Se faire vacciner ou pas contre la Covid ? C'est la question qui monopolise l'esprit des Français depuis quelques jours. 63 % des personnes de 65 ans et plus et 53 % des patients atteints de maladie chronique se déclarent prêts. C'est ce que révèle un sondage de l'Institut Viavoice, réalisé fin novembre pour France assos santé. Une très faible majorité néanmoins pour cette seconde catégorie, proche des résultats de l'enquête CoviPrev de Santé publique France : tous publics confondus, le taux de personnes acceptant de se faire vacciner est passé de 64 % en juillet 2020 à 53 % en novembre. 

Un choix éclairé

Alors qu'elle a déjà débuté, par exemple en Angleterre, la première phase de vaccination contre le virus Sars-Cov-2, doit démarrer début 2021, voire entre le 26 et le 28 décembre, selon Olivier Véran, ministre de la Santé, en France. D'après le calendrier en cinq phases préconisé par la Haute autorité de santé (HAS), elle concernera en priorité les populations les plus vulnérables ayant le plus de risques de développer des formes graves de la maladie (article en lien ci-dessous). Pour France assos santé qui dit « prendre la mesure du défi qui nous attend », c'est « indiscutablement une lueur d'espoir ». Si, selon l'association, des« inquiétudes s'expriment, toutes légitimes », elle voit dans les résultats de ce sondage « un score encourageant, et surtout susceptible d'évoluer ». Si se « faire vacciner est une décision individuelle, c'est aussi un acte altruiste » puisque « sans cette dimension collective, pas d'immunité à grande échelle, pas de place dans nos hôpitaux pour les personnes atteintes d'un cancer ou en attente d'une greffe, pas de sérénité pour les plus âgés d'entre nous, et pas de retour à une vie normale avant longtemps ». Pour autant, cette adhésion ne peut se faire que si « la confiance issue d'une information loyale, honnête et actualisée » est au rendez-vous. L'association réclame donc la plus grande transparence sur les éventuelles réactions et effets indésirables pour permettre à chacun un « choix éclairé ». « Pas d'efficacité, aussi haute soit-elle annoncée, sans une sécurité optimale.

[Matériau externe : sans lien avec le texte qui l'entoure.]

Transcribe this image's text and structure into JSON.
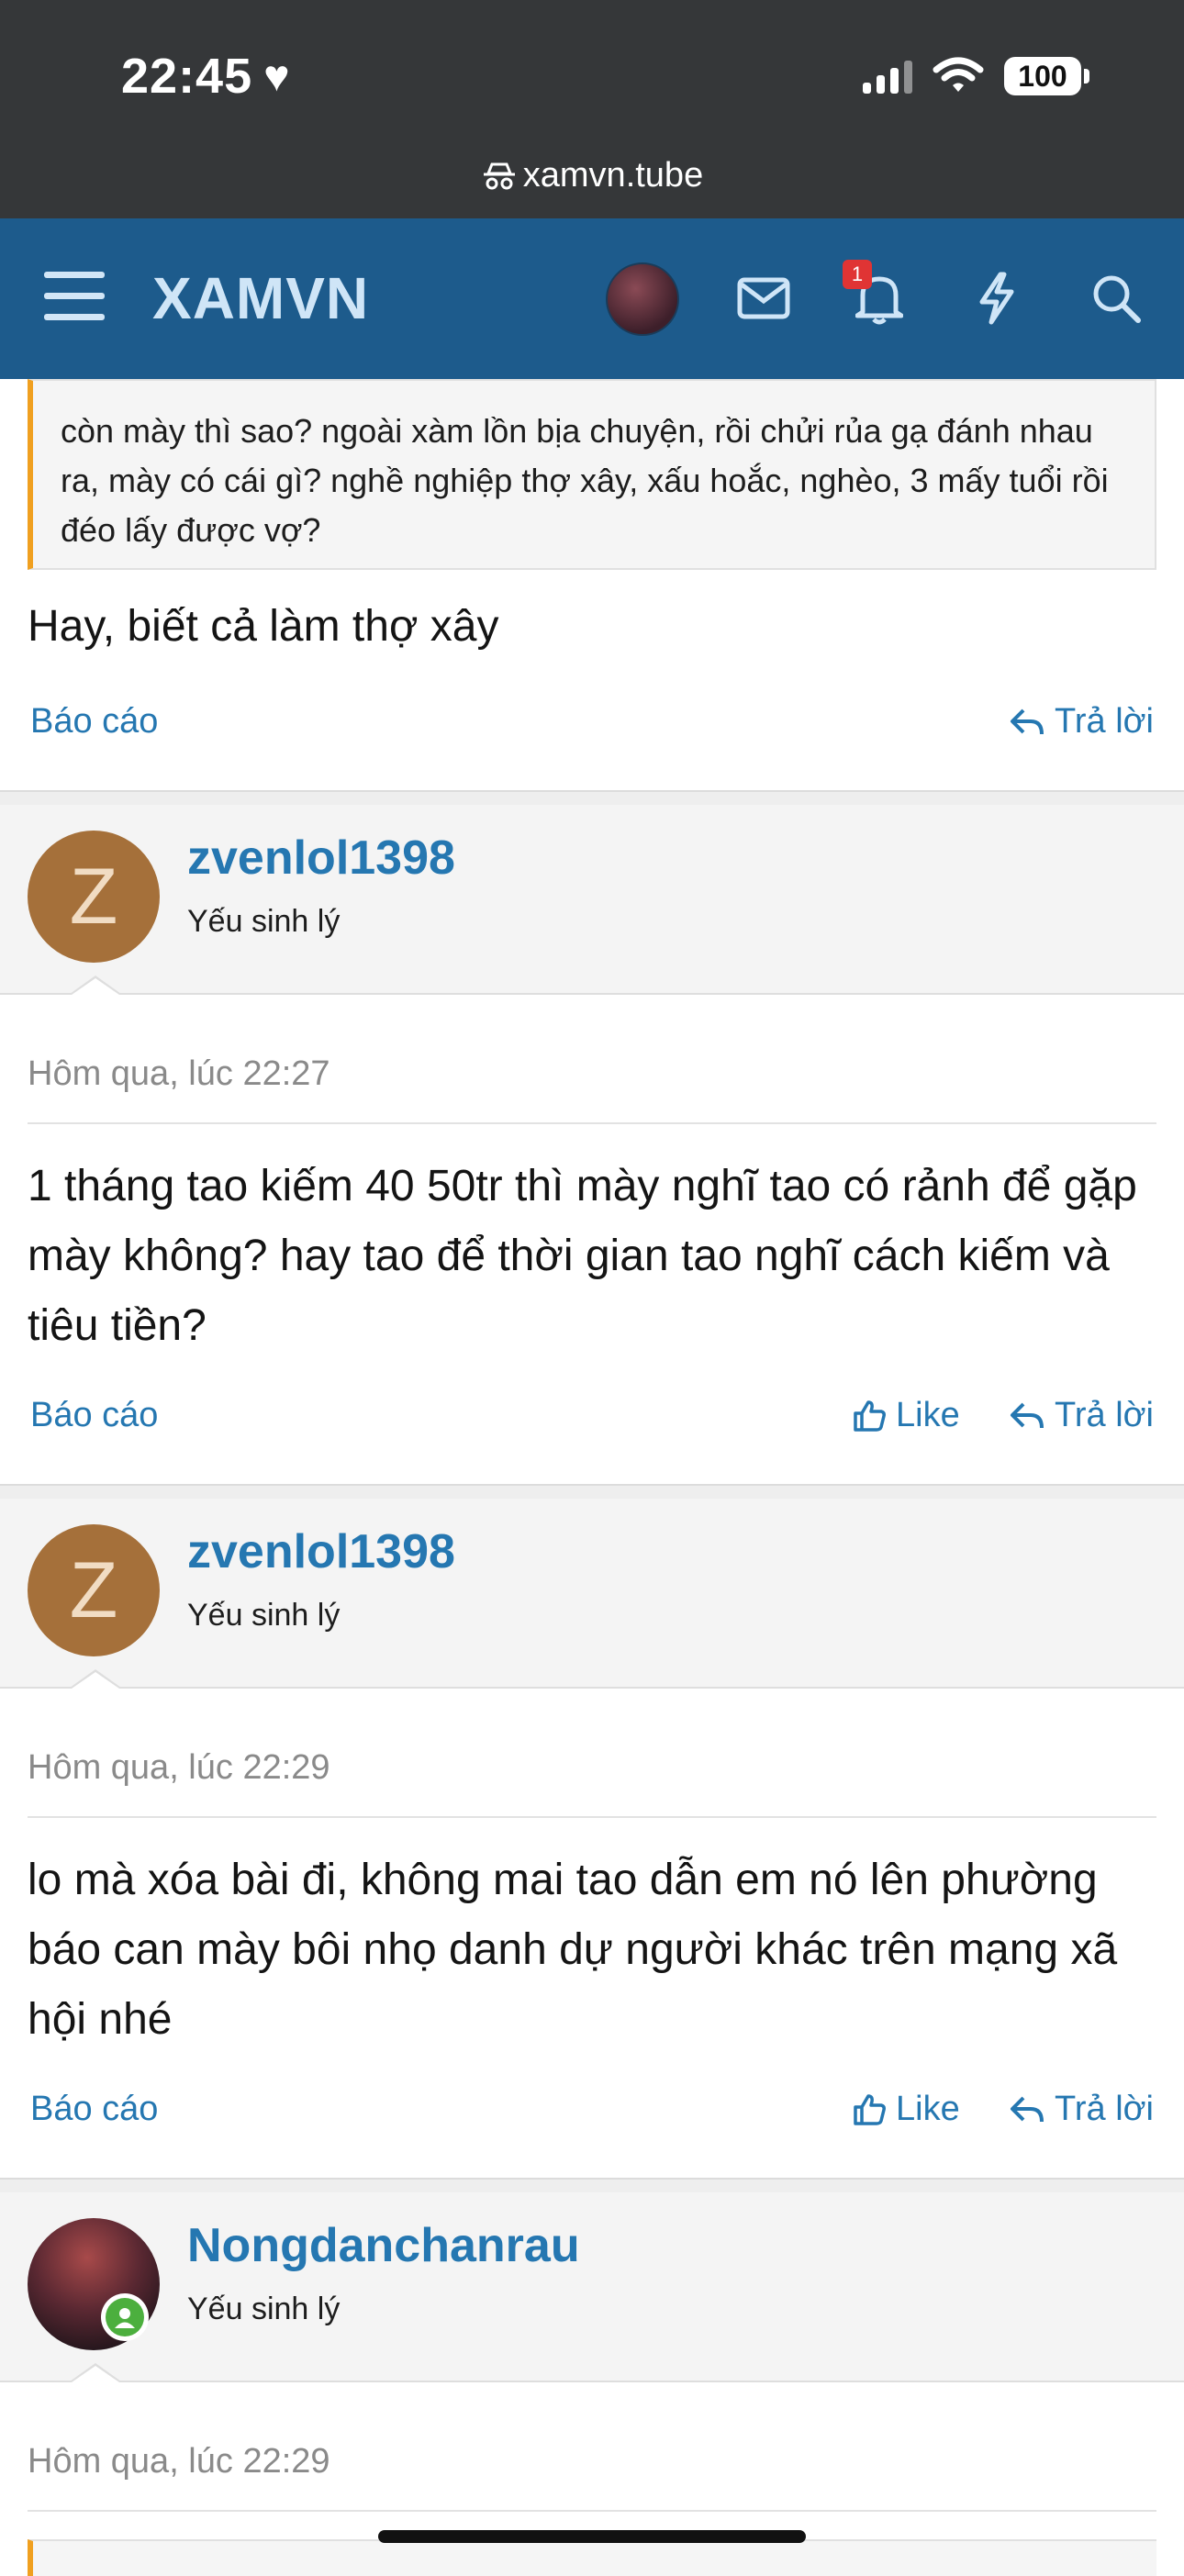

Urgence ou pas, la balance favorable bénéfice/risque reste l'alpha et l'oméga », conclut France assos santé alors que les anti-vax se déchaînent invoquant des arguments alarmistes et, au passage, quelques contre-vérités : décès suspects de personnes vaccinées, modification du génome, effets de la rupture de la chaîne du froid...

Contexte de défiance

Dans ce contexte, l'Académie nationale de médecine prend position le 15 décembre dans un communiqué, ne mâchant pas ses mots : « La proximité inattendue de cette perspective réveille une hésitation vaccinale dont la France aurait le regrettable privilège d'être le porte-drapeau ». Sa position est sans équivoque : « Vaccination contre la Covid-19, pourquoi hésiter ? ». Elle déplore « la prudence exprimée par certains médecins soucieux de connaître les résultats définitifs des essais de phase 3, puis alléguant le manque de recul pour se forger une opinion, amplifiée et parfois dévoyée par les médias »,qui « conforte un sentiment de méfiance dans le grand public ». Elle juge les « résultats (des recherches scientifiques) spectaculaires ». En effet, moins d'une année après l'émergence de la pandémie, 180 candidats-vaccins sont en cours de développement, parmi lesquels 48 sont en phase d'essai clinique chez l'homme dont 11 en phase 3. La Commission européenne a préacheté près de 1,5 milliard de doses pour ses Etats membres, dont 200 millions pour la France. 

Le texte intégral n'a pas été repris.